Our patients are representative of patients from the beginnings of the TAVI procedure, and therefore very high-risk patients. In the new ESC recommendations [29], TAVI takes a greater part of the invasive treatment for symptomatic aortic stenosis. Indeed, TAVI will now be recommended from the age of 75, for patients with lowest surgical risk represented by a STS score ≥ 4% and a logistic EuroSCORE ≥ 10% (compared to 10% and 20% in 2012, respectively) [29]. Consequently, as TAVI will be considered in a larger number of lower risk patients, common medical comorbidities will become less prevalent and might lack accuracy in assessing long-term benefits, providing room for objective geriatric criteria.

The clinical interest of our results stems from showing evidence that TAVI improved overall survival in presumably frail patients, provided that the individual decision was approved by the CGA and heart team. Moreover, even though the present method was not meant to better identify patients who will benefit from TAVI, we highlight the possibility that investigating patients’ mobility might be a cornerstone in assessing further prognosis. Whether or not physical training should be encouraged in patients with loss of mobility remains to be investigated among patients with severe aortic stenosis.

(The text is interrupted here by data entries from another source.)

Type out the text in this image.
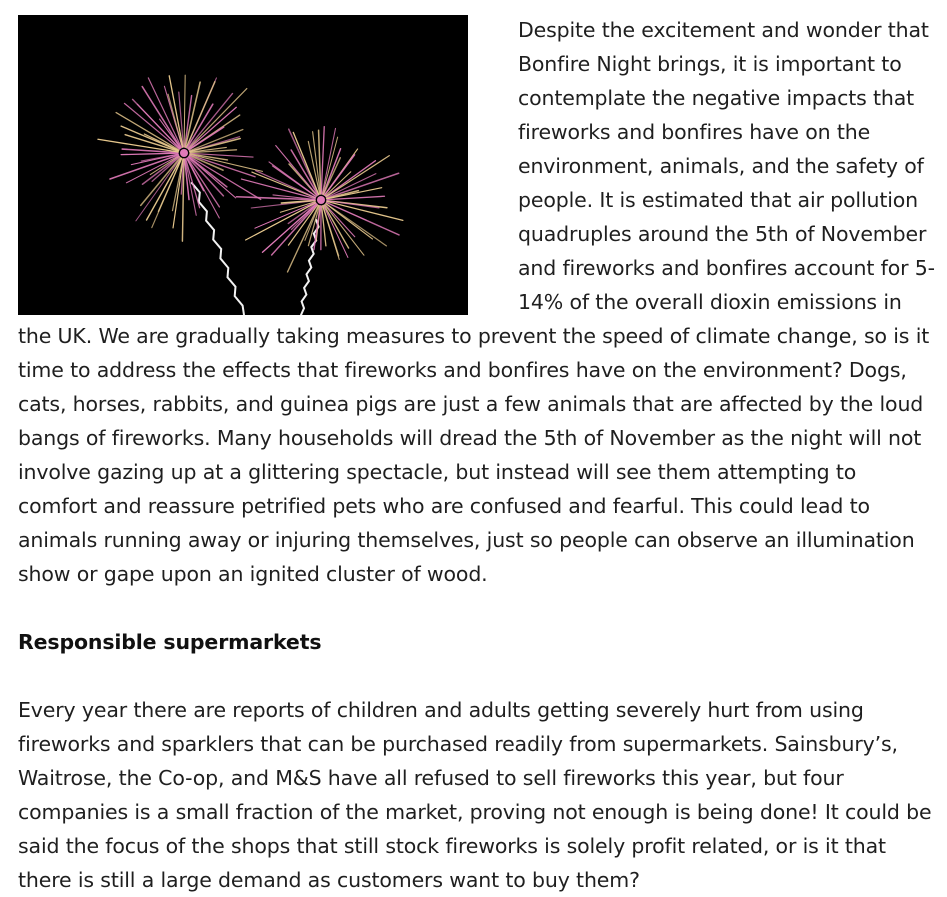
Despite the excitement and wonder that Bonfire Night brings, it is important to contemplate the negative impacts that fireworks and bonfires have on the environment, animals, and the safety of people. It is estimated that air pollution quadruples around the 5th of November and fireworks and bonfires account for 5-14% of the overall dioxin emissions in the UK. We are gradually taking measures to prevent the speed of climate change, so is it time to address the effects that fireworks and bonfires have on the environment? Dogs, cats, horses, rabbits, and guinea pigs are just a few animals that are affected by the loud bangs of fireworks. Many households will dread the 5th of November as the night will not involve gazing up at a glittering spectacle, but instead will see them attempting to comfort and reassure petrified pets who are confused and fearful. This could lead to animals running away or injuring themselves, just so people can observe an illumination show or gape upon an ignited cluster of wood.

Responsible supermarkets

Every year there are reports of children and adults getting severely hurt from using fireworks and sparklers that can be purchased readily from supermarkets. Sainsbury’s, Waitrose, the Co-op, and M&S have all refused to sell fireworks this year, but four companies is a small fraction of the market, proving not enough is being done! It could be said the focus of the shops that still stock fireworks is solely profit related, or is it that there is still a large demand as customers want to buy them?
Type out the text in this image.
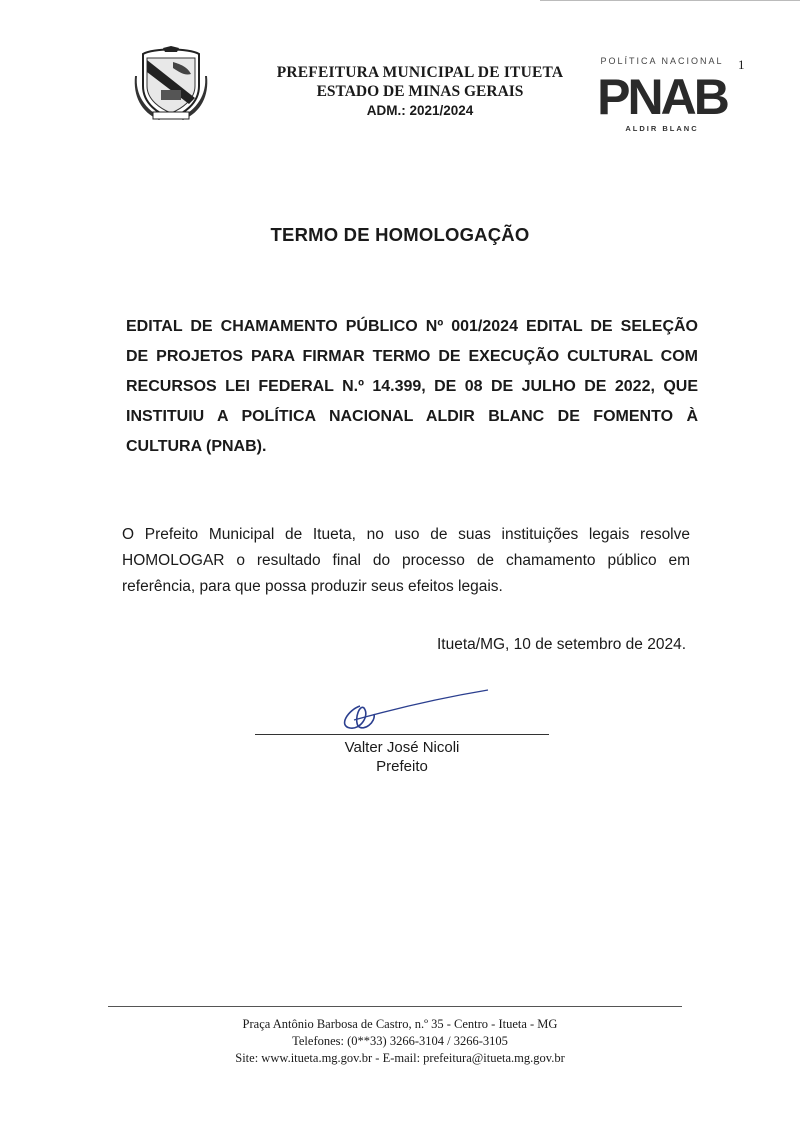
PREFEITURA MUNICIPAL DE ITUETA
ESTADO DE MINAS GERAIS
ADM.: 2021/2024
POLÍTICA NACIONAL
PNAB
ALDIR BLANC
1
TERMO DE HOMOLOGAÇÃO
EDITAL DE CHAMAMENTO PÚBLICO Nº 001/2024 EDITAL DE SELEÇÃO
DE PROJETOS PARA FIRMAR TERMO DE EXECUÇÃO CULTURAL COM
RECURSOS LEI FEDERAL N.º 14.399, DE 08 DE JULHO DE 2022, QUE
INSTITUIU A POLÍTICA NACIONAL ALDIR BLANC DE FOMENTO À
CULTURA (PNAB).
O Prefeito Municipal de Itueta, no uso de suas instituições legais resolve
HOMOLOGAR o resultado final do processo de chamamento público em
referência, para que possa produzir seus efeitos legais.
Itueta/MG, 10 de setembro de 2024.
Valter José Nicoli
Prefeito
Praça Antônio Barbosa de Castro, n.º 35 - Centro - Itueta - MG
Telefones: (0**33) 3266-3104 / 3266-3105
Site: www.itueta.mg.gov.br - E-mail: prefeitura@itueta.mg.gov.br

Several limitations should be considered, the first being inherent bias due to it being a retrospective and observational non-randomized study, with a limited sample size. Secondly, our study assessed a very high-risk population, with severe symptomatic aortic stenosis, which was representative of the beginning of the TAVI procedure. Third, while there is evidence that frail older patients with TAVI exhibit higher mortality [30, 31], the proportion of TAVI patients was too low to allow us to study the impact of CGA parameters on prognosis. Finally, other prognostic markers might be investigated. The Charlson comorbidity index is a validated measure of 1-year mortality risk and disease burden [32]. A low serum vitamin D level in older adults has been demonstrated to be associated with cardiovascular risk [32], dementia [33] and all-cause mortality [34].

In conclusion, aortic valve replacement by a TAVI was associated with reduced 1-year mortality among presumed frail older patients with severe aortic stenosis. FTSST was an independent predictor of 1-year mortality in patients with severe aortic stenosis who did not undergo valve replacement.

Conflict of interest

The authors declare no conflict of interest.